Sub-zero temps to linger into Thursday
Hannibal finds itself enduring some of the coldest temperatures that residents have experienced in years. Despite the frigid conditions, some city workers are ready to labor outdoors if the need arises.
The Hannibal area will remain under a windchill warning until 9 a.m. Thursday, according to the National Weather Service. Actual temperatures are expected to stay below zero until Thursday.
The cold weather will limit, but not necessarily stop, city projects outside.
"During periods of extreme cold, the city doesn't restrict work efforts to emergency work only, but there are a number of outdoor assignments that cannot be completed under extreme conditions," said City Manager Jeff LaGarce.
The types of work that are carried out during bitter cold are not mandated by city or insurance guidelines.
"We apply common sense to the type of outdoor work that is performed under extreme conditions," LaGarce said. "We don't want anyone overexposed (to the cold). If the weather is too severe, a particular assignment can generally wait until temperatures warm unless it's some sort of emergency and must be completed now."
Among the city employees who are out regardless of the temperatures are street officers with the Hannibal Police Department (HPD).
To help keep officers warm they are provided gloves, stocking caps and winter coats as part of their normal uniform allotment, said Lyndell Davis, HPD chief.
Davis expects the number of calls for assistance to decline during times of extreme cold. An increase, however, may be seen in the number of disabled vehicle calls.
"Obviously if the vehicle is occupied, we will try to ascertain if there is any medical issues, otherwise we attempt to provide assistance by calling a tow service per their request, provide them a ride somewhere or provide a push to get them moving again," Davis said.
Police personnel are not just on the lookout for people to assist during this period of bitter cold.
"We are having our Community Service Officers be proactive about any animal left outdoors," Davis said. "Preferably we ask they be brought indoors. With temperatures ranging from single digits to below zero it is extremely harmful to the animals and we want everyone to take appropriate care of the animals under their control."
The Hannibal Board of Public Works (HBPW) is another branch of the city whose personnel could be out working regardless of the temperature.
"In extreme weather conditions, cold or hot, we attempt to limit routine activities or suspend them until the conditions are more favorable, but mostly for safety and efficiency reasons," said Heath Hall, general manager of the HBPW. "We do, however, continue to respond to customer issues like no water, a frozen meter or service, water leaks, no power or partial power, and of course sewer backups. We will always be available for these types of customer needs."
Safety measures are taken when HBPW workers respond to a call while it is bitterly cold.
"We have normal safety procedures and personal protective gear for working in extreme cold conditions," Hall said. "Sometimes we require two persons on each call for safety reasons during extreme weather or difficult driving conditions."
A common call for assistance during times of extreme cold is for a frozen water meter or service line. Hall said four such calls have been received since Jan. 21.
Water leaks are another common occurrence during the winter. "The back and forth of freeze and thaw causes us more issues than just the cold itself," Hall said.
While not a part of the city, personnel with the Marion County Ambulance District must contend with the cold as well, said John Nemes, EMS chief/director of the district.
"The extreme cold has a huge impact on patient care in many ways," he said. "Limiting the outside exposure when transporting or moving a patient is our primary concern, followed by the amount of exposure to our employees. We have to be very cognizant of that exposure time when treating a patient, as well as working hard to get them to a controlled environment as quickly as possible."

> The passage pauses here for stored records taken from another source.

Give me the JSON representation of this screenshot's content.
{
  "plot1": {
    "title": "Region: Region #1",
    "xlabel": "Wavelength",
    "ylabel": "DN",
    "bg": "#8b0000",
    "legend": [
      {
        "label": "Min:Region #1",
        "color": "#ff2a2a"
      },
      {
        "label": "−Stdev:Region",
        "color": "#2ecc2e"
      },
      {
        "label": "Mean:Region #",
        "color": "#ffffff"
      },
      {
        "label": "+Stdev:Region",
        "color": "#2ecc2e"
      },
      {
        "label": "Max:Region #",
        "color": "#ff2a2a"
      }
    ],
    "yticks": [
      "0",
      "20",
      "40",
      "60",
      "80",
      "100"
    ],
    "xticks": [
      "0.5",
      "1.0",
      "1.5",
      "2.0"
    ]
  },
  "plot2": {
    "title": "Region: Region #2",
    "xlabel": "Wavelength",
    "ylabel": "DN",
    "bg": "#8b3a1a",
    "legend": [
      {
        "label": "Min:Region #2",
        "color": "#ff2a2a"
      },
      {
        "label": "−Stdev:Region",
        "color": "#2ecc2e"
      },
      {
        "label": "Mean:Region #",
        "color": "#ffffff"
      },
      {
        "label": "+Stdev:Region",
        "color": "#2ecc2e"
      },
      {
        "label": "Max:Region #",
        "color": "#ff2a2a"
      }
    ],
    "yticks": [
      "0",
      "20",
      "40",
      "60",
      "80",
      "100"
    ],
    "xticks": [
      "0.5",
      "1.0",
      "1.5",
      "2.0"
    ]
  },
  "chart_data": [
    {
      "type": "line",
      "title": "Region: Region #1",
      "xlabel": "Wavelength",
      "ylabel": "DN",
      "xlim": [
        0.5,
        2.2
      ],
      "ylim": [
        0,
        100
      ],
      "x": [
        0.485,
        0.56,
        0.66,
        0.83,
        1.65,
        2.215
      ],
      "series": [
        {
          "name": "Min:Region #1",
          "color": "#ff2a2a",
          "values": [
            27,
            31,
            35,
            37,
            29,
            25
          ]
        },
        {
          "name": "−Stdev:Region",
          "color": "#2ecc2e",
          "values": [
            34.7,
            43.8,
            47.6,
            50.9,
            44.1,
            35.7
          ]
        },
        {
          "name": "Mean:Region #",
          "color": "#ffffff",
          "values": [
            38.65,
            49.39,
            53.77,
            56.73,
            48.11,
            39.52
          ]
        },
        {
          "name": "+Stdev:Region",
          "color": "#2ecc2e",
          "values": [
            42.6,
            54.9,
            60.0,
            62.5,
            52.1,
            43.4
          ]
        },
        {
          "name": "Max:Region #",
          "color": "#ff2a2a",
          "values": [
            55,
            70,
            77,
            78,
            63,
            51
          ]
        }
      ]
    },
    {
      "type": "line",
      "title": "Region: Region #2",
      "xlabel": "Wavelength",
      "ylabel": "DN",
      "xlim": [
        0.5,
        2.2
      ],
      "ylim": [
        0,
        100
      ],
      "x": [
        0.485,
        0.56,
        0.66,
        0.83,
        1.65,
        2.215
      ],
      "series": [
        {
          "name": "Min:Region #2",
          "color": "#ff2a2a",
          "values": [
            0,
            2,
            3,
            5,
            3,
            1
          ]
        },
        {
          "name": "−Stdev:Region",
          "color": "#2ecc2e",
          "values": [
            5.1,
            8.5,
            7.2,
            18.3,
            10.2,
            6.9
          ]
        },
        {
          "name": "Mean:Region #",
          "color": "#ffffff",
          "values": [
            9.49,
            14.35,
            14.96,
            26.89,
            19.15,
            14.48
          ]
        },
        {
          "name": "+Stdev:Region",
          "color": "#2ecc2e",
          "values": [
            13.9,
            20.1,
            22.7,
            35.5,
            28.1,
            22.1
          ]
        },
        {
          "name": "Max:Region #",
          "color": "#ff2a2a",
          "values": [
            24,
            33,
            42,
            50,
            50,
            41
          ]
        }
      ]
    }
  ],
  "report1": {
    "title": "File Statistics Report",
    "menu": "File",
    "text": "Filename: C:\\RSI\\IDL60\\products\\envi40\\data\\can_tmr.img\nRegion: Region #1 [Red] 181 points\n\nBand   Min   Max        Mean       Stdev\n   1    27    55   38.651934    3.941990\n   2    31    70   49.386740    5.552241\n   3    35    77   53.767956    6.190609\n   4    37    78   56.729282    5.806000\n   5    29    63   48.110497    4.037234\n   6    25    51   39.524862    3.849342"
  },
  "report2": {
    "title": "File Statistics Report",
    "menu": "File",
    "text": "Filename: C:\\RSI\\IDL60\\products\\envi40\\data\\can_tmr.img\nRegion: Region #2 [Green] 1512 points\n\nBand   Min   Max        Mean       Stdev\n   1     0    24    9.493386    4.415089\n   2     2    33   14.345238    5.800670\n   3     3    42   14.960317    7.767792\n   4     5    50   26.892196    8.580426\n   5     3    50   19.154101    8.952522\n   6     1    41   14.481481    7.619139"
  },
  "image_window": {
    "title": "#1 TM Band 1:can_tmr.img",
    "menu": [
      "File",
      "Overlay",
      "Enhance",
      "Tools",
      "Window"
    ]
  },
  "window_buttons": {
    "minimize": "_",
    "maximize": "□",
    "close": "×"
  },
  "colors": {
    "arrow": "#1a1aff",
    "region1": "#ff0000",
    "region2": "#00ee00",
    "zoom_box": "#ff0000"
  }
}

Nemes said that as the temperature drops the number of calls rises.
"We do typically see an increase in call volume during cold or inclement weather, especially for the homeless or those with limited shelter wanting to get out of the cold," he said.
Nemes said the public can help itself during times like this by being prepared.
"Knowing what the conditions are and taking a moment to pre-plan for the worst-case scenario can help prevent a lot," he said. "The best option for the extreme cold weather is to stay indoors and not venture outside anymore than you have to."